I shook my head. I couldn’t believe we’d found ourselves in such a predicament.
“Clean it up?” Rusty asked.
“I don’t think we can. That perfume ... we’ll never get the smell out of the carpet. The minute someone comes upstairs, they’re gonna know something’s wrong.”
“Not to mention,” said Rusty, “we can’t exactly unbreak the glass.”
“Whatever we do, we’d better do it fast and get out of here.”
“Wanta just leave?” Rusty asked.
“I want to make it all go away!”
“Rotsa ruck.”
“Okay,” I muttered, sort of thinking out loud. “We can’t make it go away. And it’d probably take us fifteen minutes just to clean up all the glass. Then the place’ll still smell like a perfume factory. And in the meantime, we might get caught up here.”
Rusty nodded, then said, “If we just go away—leave everything exactly the way it is right now—they might not even realize anyone was here. I mean, if shutting a drawer too hard’ll knock that vase over, anything will. They’ll think it was just an accident.”
“I don’t know,” I said.
“C’mon, man. A lot of stuff could’ve knocked the thing over. Like even the front door slamming.”
“Maybe so.”
“So let’s haul ass.”
We walked backward away from our mess, watching it as if to make sure it wouldn’t pursue us. On the other side of the doorway, we whirled around and ran for the stairs. When we were a block away from Slim’s house, we looked at each other, shook our heads and sighed.

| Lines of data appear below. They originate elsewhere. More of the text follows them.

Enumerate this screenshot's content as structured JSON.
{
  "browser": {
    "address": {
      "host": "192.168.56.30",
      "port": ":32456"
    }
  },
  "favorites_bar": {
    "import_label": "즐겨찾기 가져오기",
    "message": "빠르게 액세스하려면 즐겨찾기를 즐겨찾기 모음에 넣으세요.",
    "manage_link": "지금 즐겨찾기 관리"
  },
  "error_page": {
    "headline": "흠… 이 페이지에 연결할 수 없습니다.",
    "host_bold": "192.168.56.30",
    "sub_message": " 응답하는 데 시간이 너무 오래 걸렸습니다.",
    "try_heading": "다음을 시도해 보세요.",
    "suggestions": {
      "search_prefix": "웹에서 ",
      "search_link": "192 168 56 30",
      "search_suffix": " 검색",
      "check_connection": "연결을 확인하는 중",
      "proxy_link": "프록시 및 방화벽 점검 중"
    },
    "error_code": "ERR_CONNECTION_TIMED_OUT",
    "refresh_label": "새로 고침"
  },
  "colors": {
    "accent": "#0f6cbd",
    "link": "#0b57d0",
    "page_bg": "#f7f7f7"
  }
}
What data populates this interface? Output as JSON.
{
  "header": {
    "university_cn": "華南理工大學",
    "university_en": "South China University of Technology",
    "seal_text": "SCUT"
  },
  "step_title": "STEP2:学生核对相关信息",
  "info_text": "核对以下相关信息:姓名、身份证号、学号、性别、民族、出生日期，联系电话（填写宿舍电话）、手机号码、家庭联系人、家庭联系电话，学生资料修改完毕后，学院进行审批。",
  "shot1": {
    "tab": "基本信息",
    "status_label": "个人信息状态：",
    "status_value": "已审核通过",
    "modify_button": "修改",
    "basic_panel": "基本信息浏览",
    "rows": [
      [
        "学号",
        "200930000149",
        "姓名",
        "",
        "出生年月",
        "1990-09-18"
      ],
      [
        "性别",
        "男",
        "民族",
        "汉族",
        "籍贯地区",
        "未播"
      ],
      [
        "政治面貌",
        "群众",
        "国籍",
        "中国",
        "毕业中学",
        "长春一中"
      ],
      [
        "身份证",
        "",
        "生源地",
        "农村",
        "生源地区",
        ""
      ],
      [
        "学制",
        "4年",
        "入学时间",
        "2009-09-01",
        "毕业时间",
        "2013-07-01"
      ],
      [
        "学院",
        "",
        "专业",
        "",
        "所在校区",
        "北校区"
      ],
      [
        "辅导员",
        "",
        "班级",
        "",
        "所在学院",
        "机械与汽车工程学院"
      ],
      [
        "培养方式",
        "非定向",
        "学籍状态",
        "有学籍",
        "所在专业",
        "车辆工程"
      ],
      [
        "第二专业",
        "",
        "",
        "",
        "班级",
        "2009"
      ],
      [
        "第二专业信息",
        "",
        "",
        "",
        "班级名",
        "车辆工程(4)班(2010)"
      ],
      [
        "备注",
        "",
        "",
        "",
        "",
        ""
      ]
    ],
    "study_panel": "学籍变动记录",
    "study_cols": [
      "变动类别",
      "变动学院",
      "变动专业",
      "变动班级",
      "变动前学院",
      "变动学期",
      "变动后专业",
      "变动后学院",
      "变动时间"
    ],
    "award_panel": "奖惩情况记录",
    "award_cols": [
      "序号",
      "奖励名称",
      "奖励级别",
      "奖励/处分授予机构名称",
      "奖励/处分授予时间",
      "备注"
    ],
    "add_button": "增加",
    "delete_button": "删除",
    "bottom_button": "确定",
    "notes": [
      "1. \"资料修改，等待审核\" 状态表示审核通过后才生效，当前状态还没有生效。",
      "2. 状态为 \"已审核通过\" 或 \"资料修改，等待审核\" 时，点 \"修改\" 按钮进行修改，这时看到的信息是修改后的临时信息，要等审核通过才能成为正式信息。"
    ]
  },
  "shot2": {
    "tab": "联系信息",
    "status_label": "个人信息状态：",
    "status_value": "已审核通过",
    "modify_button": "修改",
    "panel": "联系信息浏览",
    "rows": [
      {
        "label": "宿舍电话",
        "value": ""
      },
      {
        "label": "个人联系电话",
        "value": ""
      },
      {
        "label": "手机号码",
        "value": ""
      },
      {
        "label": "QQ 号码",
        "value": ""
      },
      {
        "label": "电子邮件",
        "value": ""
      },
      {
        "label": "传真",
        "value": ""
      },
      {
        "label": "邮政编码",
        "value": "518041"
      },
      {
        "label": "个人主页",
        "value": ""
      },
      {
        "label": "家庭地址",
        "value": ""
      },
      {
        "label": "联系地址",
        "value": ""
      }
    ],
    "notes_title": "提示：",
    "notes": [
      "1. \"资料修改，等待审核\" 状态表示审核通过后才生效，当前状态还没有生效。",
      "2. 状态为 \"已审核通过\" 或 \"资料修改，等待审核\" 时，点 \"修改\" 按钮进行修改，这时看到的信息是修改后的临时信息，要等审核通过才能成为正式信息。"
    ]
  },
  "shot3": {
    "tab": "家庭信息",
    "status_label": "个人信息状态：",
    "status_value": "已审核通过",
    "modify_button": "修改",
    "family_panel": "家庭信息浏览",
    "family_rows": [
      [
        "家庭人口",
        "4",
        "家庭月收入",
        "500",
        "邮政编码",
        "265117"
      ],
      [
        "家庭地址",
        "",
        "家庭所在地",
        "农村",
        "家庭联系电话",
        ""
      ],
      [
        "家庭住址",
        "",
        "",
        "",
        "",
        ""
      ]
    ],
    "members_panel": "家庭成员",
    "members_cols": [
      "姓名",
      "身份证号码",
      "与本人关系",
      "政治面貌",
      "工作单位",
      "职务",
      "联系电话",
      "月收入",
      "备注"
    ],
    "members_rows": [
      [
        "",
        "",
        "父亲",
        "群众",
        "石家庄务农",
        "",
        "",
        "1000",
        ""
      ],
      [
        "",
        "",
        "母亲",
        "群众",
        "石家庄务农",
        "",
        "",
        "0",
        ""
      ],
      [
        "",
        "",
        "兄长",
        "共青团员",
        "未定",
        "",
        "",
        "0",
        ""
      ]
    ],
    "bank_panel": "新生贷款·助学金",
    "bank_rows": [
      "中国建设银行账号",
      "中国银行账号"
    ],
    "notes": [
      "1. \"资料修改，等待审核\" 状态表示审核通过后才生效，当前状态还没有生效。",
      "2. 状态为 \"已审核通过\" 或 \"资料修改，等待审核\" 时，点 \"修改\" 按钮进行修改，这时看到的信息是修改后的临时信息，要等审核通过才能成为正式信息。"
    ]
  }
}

“I feel like such a rat,” I said.
“Accidents happen,” Rusty said. “Thing is, we got away with it. Long as nobody blabs....”
“I don’t know.”
“You don’t know?”
“Lying to Slim...”
“You’d rather have her find out we went sneaking through her house? That’d go over big.”
“If we explain why ...”
“And what were we doing in her mother’s bedroom?”
“I just went in to look for you.”
“Oh, so you wanta tell Slim what I was doing in her mom’s room?”
I shook my head. I sure couldn’t tell Slim the truth about that.
“You’d better not.”
“Why’d you have to do that?”
“Felt like it,” he muttered. “Anyway, you would’ve done the same thing if you had the guts.”
“Would not.”
“Only you would’ve gone through Slim’s drawers.” Grinning, he raised his eyebrows. “What were you doing by yourself in Slim’s room, huh?”